1. Proto-Indo-European (PIE)

The PIE root “*kʷetwóres” means “four.”

2. Latin

From the PIE root, the Latin word “quadrare” developed, meaning “to make square” or “to make fit.” The noun “exquadra” referred to a square or something squared.

3. Old French (c. 9th to 14th century CE)

The Latin term “exquadra” evolved into Old French “esquarre,” meaning “a square” or “a tool used to measure right angles.”

4. Middle English (c. 11th to 15th century CE)

The Old French “esquarre” was adopted into Middle English as “square,” meaning “a figure with four equal sides and four right angles” and “a tool used for measuring right angles.”

5. Modern English (from 15th century CE to present)

The term “square” evolved into its current form and pronunciation, retaining the meanings of “a four-sided figure with equal sides and right angles,” “a tool for measuring right angles,” and “a public open area in a town or city.”

Phonetic Evolution

Over time, the pronunciation of “square” has remained relatively stable from Old French to Modern English.

Usage Examples

  • “Square is often used to describe a four-sided figure with equal sides and right angles.”
  • “Another example of ‘square’ in a sentence is ‘The carpenter used a square to ensure the angles were correct.'”

Cultural or Historical Notes

The development of the word “square” was significantly influenced by its use in geometry, carpentry, and urban design.

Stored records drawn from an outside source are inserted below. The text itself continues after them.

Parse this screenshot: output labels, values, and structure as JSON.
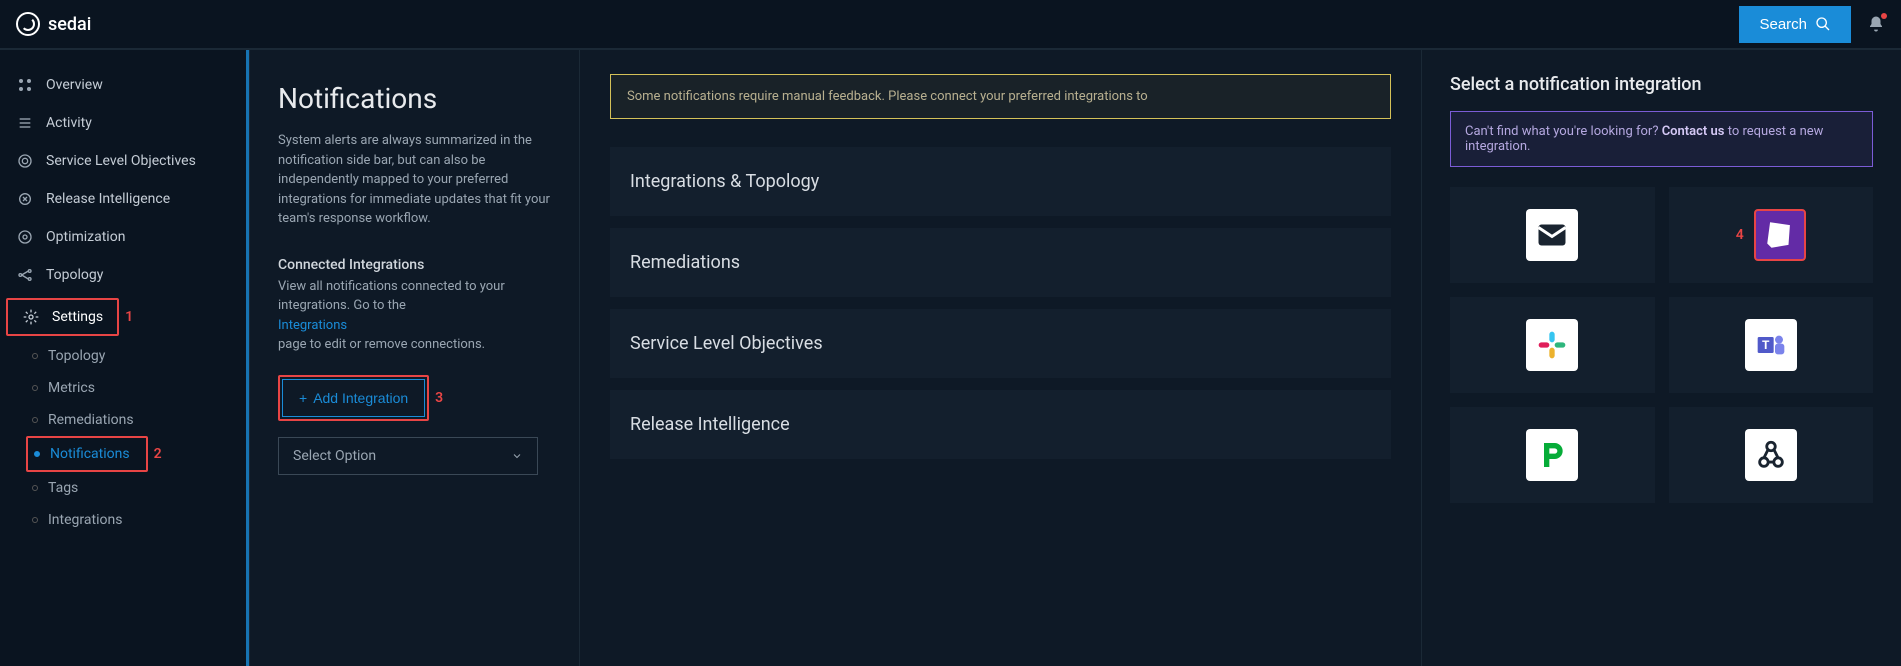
{
  "brand": "sedai",
  "topbar": {
    "search": "Search"
  },
  "sidebar": {
    "overview": "Overview",
    "activity": "Activity",
    "slo": "Service Level Objectives",
    "release": "Release Intelligence",
    "optimization": "Optimization",
    "topology": "Topology",
    "settings": "Settings",
    "sub": {
      "topology": "Topology",
      "metrics": "Metrics",
      "remediations": "Remediations",
      "notifications": "Notifications",
      "tags": "Tags",
      "integrations": "Integrations"
    }
  },
  "steps": {
    "s1": "1",
    "s2": "2",
    "s3": "3",
    "s4": "4"
  },
  "panel": {
    "title": "Notifications",
    "desc": "System alerts are always summarized in the notification side bar, but can also be independently mapped to your preferred integrations for immediate updates that fit your team's response workflow.",
    "connected_head": "Connected Integrations",
    "connected_desc1": "View all notifications connected to your integrations. Go to the",
    "connected_link": "Integrations",
    "connected_desc2": "page to edit or remove connections.",
    "add": "Add Integration",
    "select_placeholder": "Select Option"
  },
  "mid": {
    "warn": "Some notifications require manual feedback. Please connect your preferred integrations to",
    "sections": {
      "integ": "Integrations & Topology",
      "rem": "Remediations",
      "slo": "Service Level Objectives",
      "rel": "Release Intelligence"
    }
  },
  "right": {
    "title": "Select a notification integration",
    "banner_pre": "Can't find what you're looking for? ",
    "banner_cu": "Contact us",
    "banner_post": " to request a new integration.",
    "tiles": {
      "email": "Email",
      "datadog": "Datadog",
      "slack": "Slack",
      "teams": "Microsoft Teams",
      "pagerduty": "PagerDuty",
      "webhook": "Webhook"
    }
  }
}
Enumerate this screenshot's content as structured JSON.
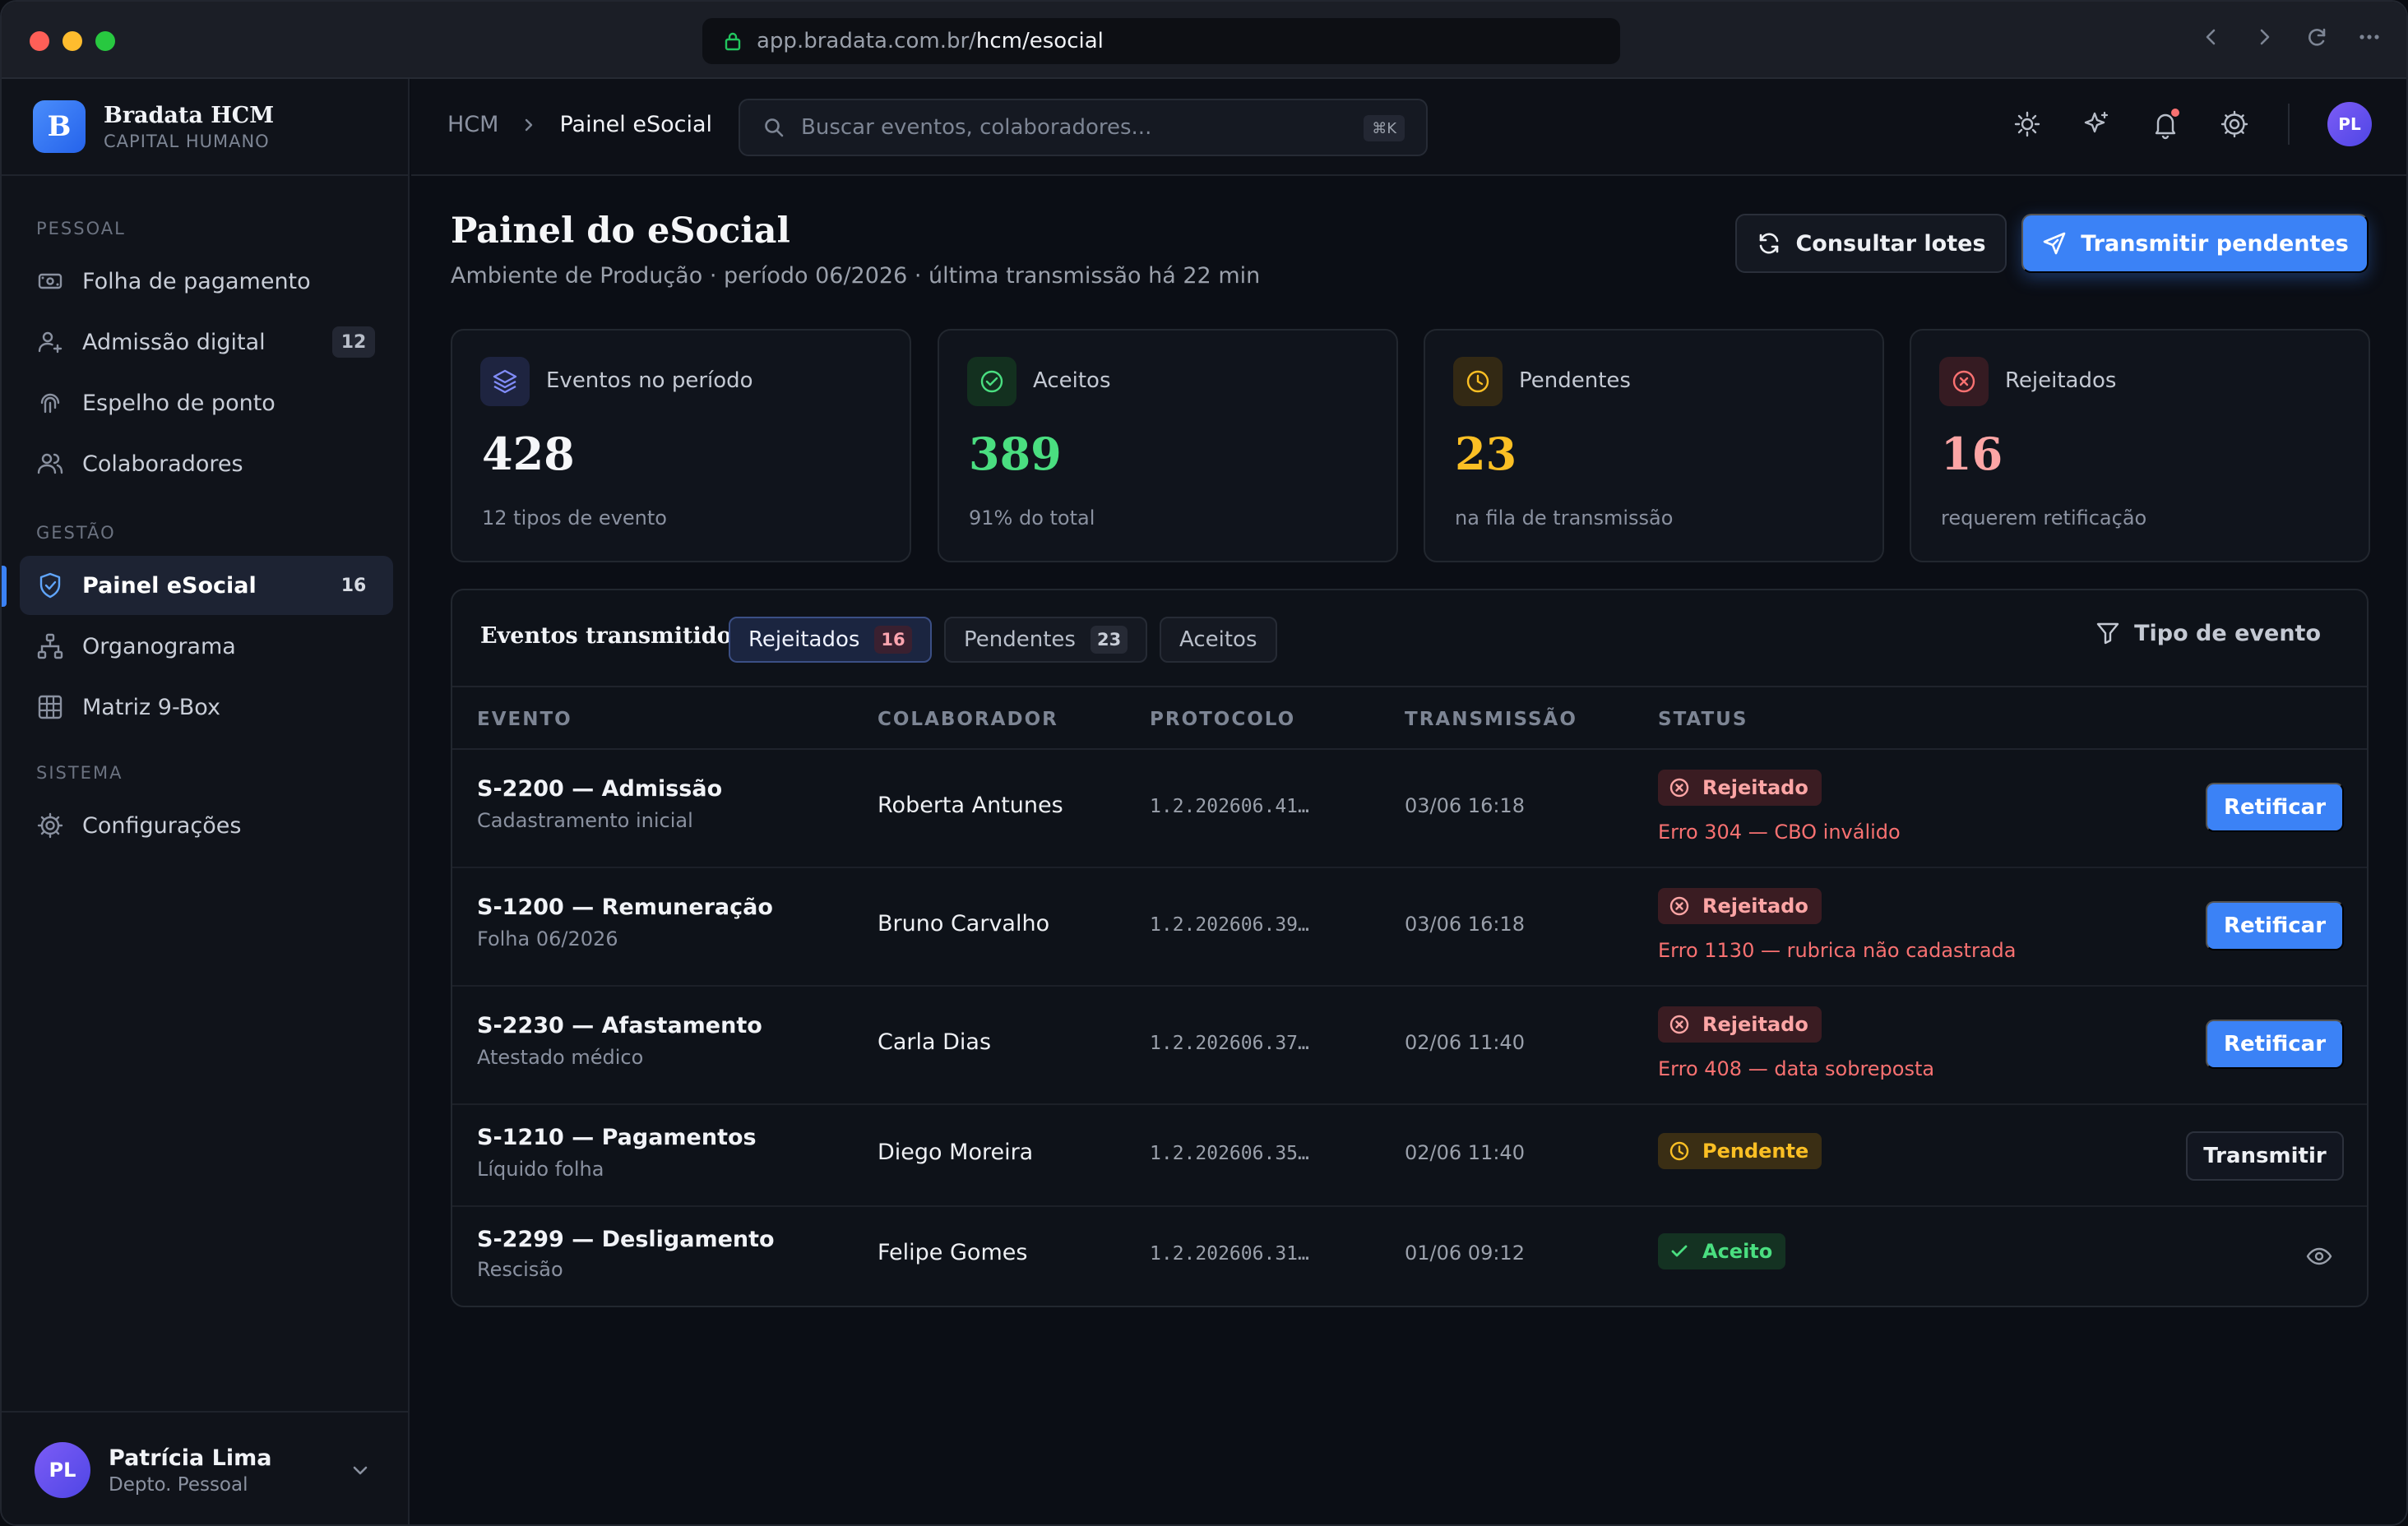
{
  "browser": {
    "url_host": "app.bradata.com.br/",
    "url_path": "hcm/esocial"
  },
  "brand": {
    "name": "Bradata HCM",
    "subtitle": "CAPITAL HUMANO",
    "logo_letter": "B"
  },
  "sidebar": {
    "sections": [
      {
        "label": "PESSOAL"
      },
      {
        "label": "GESTÃO"
      },
      {
        "label": "SISTEMA"
      }
    ],
    "items": [
      {
        "label": "Folha de pagamento",
        "icon": "payroll-icon"
      },
      {
        "label": "Admissão digital",
        "icon": "user-plus-icon",
        "count": "12"
      },
      {
        "label": "Espelho de ponto",
        "icon": "fingerprint-icon"
      },
      {
        "label": "Colaboradores",
        "icon": "users-icon"
      },
      {
        "label": "Painel eSocial",
        "icon": "shield-check-icon",
        "count": "16",
        "active": true
      },
      {
        "label": "Organograma",
        "icon": "org-chart-icon"
      },
      {
        "label": "Matriz 9-Box",
        "icon": "grid-icon"
      },
      {
        "label": "Configurações",
        "icon": "gear-icon"
      }
    ],
    "user": {
      "initials": "PL",
      "name": "Patrícia Lima",
      "role": "Depto. Pessoal"
    }
  },
  "topbar": {
    "breadcrumb": [
      "HCM",
      "Painel eSocial"
    ],
    "search_placeholder": "Buscar eventos, colaboradores...",
    "search_shortcut": "⌘K",
    "avatar_initials": "PL"
  },
  "page": {
    "title": "Painel do eSocial",
    "subtitle": "Ambiente de Produção · período 06/2026 · última transmissão há 22 min",
    "btn_consult": "Consultar lotes",
    "btn_transmit": "Transmitir pendentes"
  },
  "stats": [
    {
      "label": "Eventos no período",
      "value": "428",
      "note": "12 tipos de evento",
      "color": "#f5f6f8",
      "icon": "layers-icon"
    },
    {
      "label": "Aceitos",
      "value": "389",
      "note": "91% do total",
      "color": "#4ade80",
      "icon": "check-circle-icon"
    },
    {
      "label": "Pendentes",
      "value": "23",
      "note": "na fila de transmissão",
      "color": "#fbbf24",
      "icon": "clock-icon"
    },
    {
      "label": "Rejeitados",
      "value": "16",
      "note": "requerem retificação",
      "color": "#f87171",
      "icon": "x-circle-icon"
    }
  ],
  "panel": {
    "title": "Eventos transmitidos",
    "tabs": [
      {
        "label": "Rejeitados",
        "count": "16",
        "active": true
      },
      {
        "label": "Pendentes",
        "count": "23"
      },
      {
        "label": "Aceitos"
      }
    ],
    "filter_label": "Tipo de evento",
    "columns": [
      "EVENTO",
      "COLABORADOR",
      "PROTOCOLO",
      "TRANSMISSÃO",
      "STATUS"
    ],
    "rows": [
      {
        "event": "S-2200 — Admissão",
        "desc": "Cadastramento inicial",
        "colab": "Roberta Antunes",
        "protocol": "1.2.202606.41…",
        "time": "03/06 16:18",
        "status": "Rejeitado",
        "error": "Erro 304 — CBO inválido",
        "action": "Retificar"
      },
      {
        "event": "S-1200 — Remuneração",
        "desc": "Folha 06/2026",
        "colab": "Bruno Carvalho",
        "protocol": "1.2.202606.39…",
        "time": "03/06 16:18",
        "status": "Rejeitado",
        "error": "Erro 1130 — rubrica não cadastrada",
        "action": "Retificar"
      },
      {
        "event": "S-2230 — Afastamento",
        "desc": "Atestado médico",
        "colab": "Carla Dias",
        "protocol": "1.2.202606.37…",
        "time": "02/06 11:40",
        "status": "Rejeitado",
        "error": "Erro 408 — data sobreposta",
        "action": "Retificar"
      },
      {
        "event": "S-1210 — Pagamentos",
        "desc": "Líquido folha",
        "colab": "Diego Moreira",
        "protocol": "1.2.202606.35…",
        "time": "02/06 11:40",
        "status": "Pendente",
        "action": "Transmitir"
      },
      {
        "event": "S-2299 — Desligamento",
        "desc": "Rescisão",
        "colab": "Felipe Gomes",
        "protocol": "1.2.202606.31…",
        "time": "01/06 09:12",
        "status": "Aceito",
        "action_icon": "eye-icon"
      }
    ]
  }
}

Squares are fundamental shapes in geometry and essential tools in construction and woodworking. Additionally, town squares have been central public spaces in many cultures.

The word “square” reflects the concept of four equal sides and right angles, emphasizing the importance of symmetry, balance, and precision in various fields, including mathematics, architecture, and urban planning.